Après plus de deux décennies de pourparlers, l’Union européenne (UE) et le Mercosur — le bloc commercial sud-américain regroupant le Brésil, l’Argentine, le Paraguay, l’Uruguay et la Bolivie — peinent toujours à conclure un accord commercial majeur. Alors qu’un projet d’accord avait été annoncé en 2019, des désaccords sur des questions environnementales, économiques et politiques freinent sa ratification.
Un accord d’envergure mondiale
L’objectif de cet accord est ambitieux : créer l’une des plus grandes zones de libre-échange au monde, représentant plus de 700 millions de personnes et près de 25 % du PIB mondial. À l’instar de l’accord commercial entre les États-Unis, le Mexique et le Canada, il vise à réduire les barrières douanières pour faciliter les échanges commerciaux.
Pour l’UE, l’accord permettrait de diminuer les tarifs sur des produits tels que les voitures, les machines et les produits chimiques. De leur côté, les pays du Mercosur bénéficieraient d’un meilleur accès au marché européen pour des produits agricoles comme le bœuf, la volaille et le sucre.
La résistance des agriculteurs européens
Les agriculteurs européens, particulièrement en France, redoutent une concurrence accrue des produits sud-américains. Ils dénoncent une saturation de leurs marchés locaux, craignant que la réduction des tarifs douaniers ne les place en situation de désavantage économique.
Par exemple, l’accord prévoit une réduction de tarif à 7,5 % pour 99 000 tonnes de bœuf, tandis que 180 000 tonnes de volaille pourraient être exportées sans droits de douane. Ces volumes représentent moins de 2 % de la consommation annuelle de bœuf dans l’UE, selon la Commission européenne.
Cependant, les éleveurs soulignent qu’ils ne peuvent rivaliser avec les producteurs sud-américains, qui profitent de coûts de main-d’œuvre plus faibles et de réglementations moins strictes, notamment en matière d’hormones de croissance. Un audit récent de la Commission européenne a d’ailleurs révélé que le Brésil ne peut garantir que ses exportations de bœuf vers l’UE sont exemptes de l’hormone interdite “oestradiol 17-β.”
Un soutien marqué dans certains pays
L’Allemagne, l’Espagne, l’Italie et le Portugal figurent parmi les pays de l’UE qui poussent pour une ratification rapide de l’accord. L’Allemagne, en particulier, y voit une opportunité clé pour ses constructeurs automobiles.
En Amérique du Sud, des dirigeants comme le président brésilien Luiz Inácio Lula da Silva soutiennent l’accord, y voyant un levier pour stimuler le commerce régional et la croissance économique. Le président argentin Javier Milei a également exprimé son soutien, marquant une rupture avec les réticences de son prédécesseur.

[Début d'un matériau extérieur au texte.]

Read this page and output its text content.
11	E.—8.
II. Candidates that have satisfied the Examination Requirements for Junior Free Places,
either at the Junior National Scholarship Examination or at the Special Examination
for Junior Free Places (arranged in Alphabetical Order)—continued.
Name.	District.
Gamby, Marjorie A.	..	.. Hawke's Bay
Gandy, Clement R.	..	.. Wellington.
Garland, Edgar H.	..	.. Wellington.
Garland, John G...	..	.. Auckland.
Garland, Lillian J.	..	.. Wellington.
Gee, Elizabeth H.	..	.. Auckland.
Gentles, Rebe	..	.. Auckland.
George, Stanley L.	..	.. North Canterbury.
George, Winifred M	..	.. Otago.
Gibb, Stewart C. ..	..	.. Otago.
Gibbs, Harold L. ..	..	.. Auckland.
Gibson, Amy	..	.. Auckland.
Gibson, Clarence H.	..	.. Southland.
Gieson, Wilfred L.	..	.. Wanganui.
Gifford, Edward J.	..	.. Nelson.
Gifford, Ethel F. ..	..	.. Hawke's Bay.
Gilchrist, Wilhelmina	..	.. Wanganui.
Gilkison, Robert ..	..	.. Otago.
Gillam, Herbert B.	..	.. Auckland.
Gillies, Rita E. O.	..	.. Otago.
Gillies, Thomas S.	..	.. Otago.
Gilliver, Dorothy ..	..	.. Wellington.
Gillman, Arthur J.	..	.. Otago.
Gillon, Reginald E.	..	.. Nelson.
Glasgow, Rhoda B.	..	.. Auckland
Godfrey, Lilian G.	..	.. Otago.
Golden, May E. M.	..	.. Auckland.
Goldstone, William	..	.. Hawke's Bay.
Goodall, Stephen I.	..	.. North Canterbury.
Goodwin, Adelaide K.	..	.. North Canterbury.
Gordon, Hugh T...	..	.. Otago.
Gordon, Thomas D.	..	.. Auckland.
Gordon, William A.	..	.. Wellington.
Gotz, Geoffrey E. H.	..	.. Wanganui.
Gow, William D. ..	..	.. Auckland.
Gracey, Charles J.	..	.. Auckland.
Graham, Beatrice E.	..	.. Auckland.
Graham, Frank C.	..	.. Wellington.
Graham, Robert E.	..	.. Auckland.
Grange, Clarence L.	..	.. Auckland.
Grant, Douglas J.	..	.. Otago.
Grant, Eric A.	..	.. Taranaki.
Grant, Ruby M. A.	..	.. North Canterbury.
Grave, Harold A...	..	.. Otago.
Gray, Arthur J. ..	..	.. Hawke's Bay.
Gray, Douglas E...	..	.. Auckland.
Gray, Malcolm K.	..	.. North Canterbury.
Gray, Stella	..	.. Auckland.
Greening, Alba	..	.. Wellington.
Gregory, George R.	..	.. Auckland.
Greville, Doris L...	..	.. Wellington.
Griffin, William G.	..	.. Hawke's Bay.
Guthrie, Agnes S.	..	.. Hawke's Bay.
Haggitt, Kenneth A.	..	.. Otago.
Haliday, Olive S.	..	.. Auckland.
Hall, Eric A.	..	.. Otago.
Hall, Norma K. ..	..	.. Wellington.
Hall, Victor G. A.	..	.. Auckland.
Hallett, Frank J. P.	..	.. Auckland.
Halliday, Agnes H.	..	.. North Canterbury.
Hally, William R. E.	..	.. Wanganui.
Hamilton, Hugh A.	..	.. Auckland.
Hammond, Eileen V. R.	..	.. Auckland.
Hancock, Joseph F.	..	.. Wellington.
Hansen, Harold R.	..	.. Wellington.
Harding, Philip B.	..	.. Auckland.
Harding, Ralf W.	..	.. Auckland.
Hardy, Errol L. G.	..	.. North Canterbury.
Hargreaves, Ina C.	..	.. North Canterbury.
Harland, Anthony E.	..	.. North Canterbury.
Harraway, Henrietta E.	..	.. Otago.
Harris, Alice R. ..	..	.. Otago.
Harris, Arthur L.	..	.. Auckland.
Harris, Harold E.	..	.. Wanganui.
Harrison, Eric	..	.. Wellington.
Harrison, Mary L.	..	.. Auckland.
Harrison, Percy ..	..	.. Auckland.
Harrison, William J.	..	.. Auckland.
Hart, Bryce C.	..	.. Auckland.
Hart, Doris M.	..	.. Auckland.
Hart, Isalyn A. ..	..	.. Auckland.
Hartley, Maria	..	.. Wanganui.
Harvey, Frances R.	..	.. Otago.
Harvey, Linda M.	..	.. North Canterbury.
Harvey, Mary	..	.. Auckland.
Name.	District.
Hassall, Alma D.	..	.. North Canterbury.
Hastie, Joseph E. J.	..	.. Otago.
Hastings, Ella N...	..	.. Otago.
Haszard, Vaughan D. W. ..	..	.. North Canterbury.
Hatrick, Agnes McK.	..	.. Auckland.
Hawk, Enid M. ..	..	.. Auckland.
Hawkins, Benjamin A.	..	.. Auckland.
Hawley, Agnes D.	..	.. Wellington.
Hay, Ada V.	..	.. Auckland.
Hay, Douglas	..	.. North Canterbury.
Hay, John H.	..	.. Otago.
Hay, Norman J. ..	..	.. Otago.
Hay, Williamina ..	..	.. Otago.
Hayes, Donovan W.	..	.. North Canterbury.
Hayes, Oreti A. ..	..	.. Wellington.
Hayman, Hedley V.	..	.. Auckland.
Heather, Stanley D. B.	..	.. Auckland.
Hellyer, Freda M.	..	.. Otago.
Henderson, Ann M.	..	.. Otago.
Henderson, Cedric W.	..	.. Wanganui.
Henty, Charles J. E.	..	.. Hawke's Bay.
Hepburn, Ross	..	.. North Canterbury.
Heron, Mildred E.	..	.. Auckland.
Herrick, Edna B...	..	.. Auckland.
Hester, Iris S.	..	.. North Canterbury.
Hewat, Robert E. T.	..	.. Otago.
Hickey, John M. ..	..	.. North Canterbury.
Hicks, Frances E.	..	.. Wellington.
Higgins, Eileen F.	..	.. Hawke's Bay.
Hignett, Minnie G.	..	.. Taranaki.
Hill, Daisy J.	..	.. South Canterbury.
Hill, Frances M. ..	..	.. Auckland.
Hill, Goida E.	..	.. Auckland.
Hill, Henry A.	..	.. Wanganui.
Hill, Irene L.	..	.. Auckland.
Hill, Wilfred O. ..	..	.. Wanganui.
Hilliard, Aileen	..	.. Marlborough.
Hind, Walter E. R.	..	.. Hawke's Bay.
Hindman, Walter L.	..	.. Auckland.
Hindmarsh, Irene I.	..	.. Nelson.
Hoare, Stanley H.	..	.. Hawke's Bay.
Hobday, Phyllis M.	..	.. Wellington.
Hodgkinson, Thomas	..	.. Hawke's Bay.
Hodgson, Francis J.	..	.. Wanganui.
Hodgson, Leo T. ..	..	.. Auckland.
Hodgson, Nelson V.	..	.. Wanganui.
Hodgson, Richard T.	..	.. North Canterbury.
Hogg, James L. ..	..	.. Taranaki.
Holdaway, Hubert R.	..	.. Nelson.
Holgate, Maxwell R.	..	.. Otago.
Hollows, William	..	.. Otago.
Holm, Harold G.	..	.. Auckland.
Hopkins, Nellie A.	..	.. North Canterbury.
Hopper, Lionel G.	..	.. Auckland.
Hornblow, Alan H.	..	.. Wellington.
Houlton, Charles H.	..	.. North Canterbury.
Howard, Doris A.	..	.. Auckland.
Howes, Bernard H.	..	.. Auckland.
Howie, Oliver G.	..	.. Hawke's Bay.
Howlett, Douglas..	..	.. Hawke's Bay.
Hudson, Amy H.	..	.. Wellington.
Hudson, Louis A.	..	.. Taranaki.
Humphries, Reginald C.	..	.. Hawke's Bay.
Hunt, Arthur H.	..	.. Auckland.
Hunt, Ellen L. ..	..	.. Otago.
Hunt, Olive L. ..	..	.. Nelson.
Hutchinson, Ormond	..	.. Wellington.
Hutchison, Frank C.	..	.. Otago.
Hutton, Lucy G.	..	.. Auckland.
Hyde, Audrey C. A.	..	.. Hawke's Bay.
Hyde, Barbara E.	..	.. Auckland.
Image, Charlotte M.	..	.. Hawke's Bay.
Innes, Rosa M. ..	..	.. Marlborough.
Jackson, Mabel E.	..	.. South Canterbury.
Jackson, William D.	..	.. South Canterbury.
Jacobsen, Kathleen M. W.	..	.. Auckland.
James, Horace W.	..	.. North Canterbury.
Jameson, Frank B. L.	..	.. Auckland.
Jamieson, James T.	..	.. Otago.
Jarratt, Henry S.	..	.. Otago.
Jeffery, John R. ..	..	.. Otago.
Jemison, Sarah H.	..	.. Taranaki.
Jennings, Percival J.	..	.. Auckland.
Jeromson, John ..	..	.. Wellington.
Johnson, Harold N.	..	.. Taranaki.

Les industriels des deux blocs, notamment les constructeurs automobiles européens et les entreprises pharmaceutiques, soutiennent également l’accord pour accéder à des marchés en pleine expansion.
L’opposition française et les enjeux environnementaux
La France, avec le plus grand secteur agricole de l’UE, mène l’opposition au sein du bloc européen, soutenue par des pays comme l’Autriche, les Pays-Bas et la Pologne. Le président Emmanuel Macron a réclamé des normes environnementales et sociales plus strictes, affirmant que « la France ne signera pas l’accord en l’état. »
Paris souhaite intégrer des « clauses miroirs, » imposant des standards identiques pour les produits échangés entre les deux blocs. Les ONG environnementales, comme Greenpeace, redoutent également que l’accord n’accélère la déforestation de l’Amazonie et n’encourage l’utilisation accrue de pesticides nocifs.
Quelle suite pour l’accord ?
Le sommet du Mercosur prévu les 5 et 6 décembre en Uruguay pourrait être décisif. Toutefois, même en cas de signature, l’accord devra être ratifié par les 27 États membres de l’UE, le Parlement européen et les parlements nationaux, ce qui laisse une marge de manœuvre à la France pour bloquer le texte.
Pour contourner ces obstacles, la Commission européenne envisage de scinder l’accord en deux parties : un volet commercial, nécessitant une majorité qualifiée, et un volet de coopération, soumis à une ratification unanime. Cette stratégie pourrait priver la France de son droit de veto, sauf si elle parvient à mobiliser un bloc suffisant pour s’opposer à l’accord.
L’avenir de cet accord, qui pourrait redessiner les échanges économiques entre deux continents, reste suspendu à la capacité des négociateurs de concilier intérêts économiques, préoccupations environnementales et exigences sociales.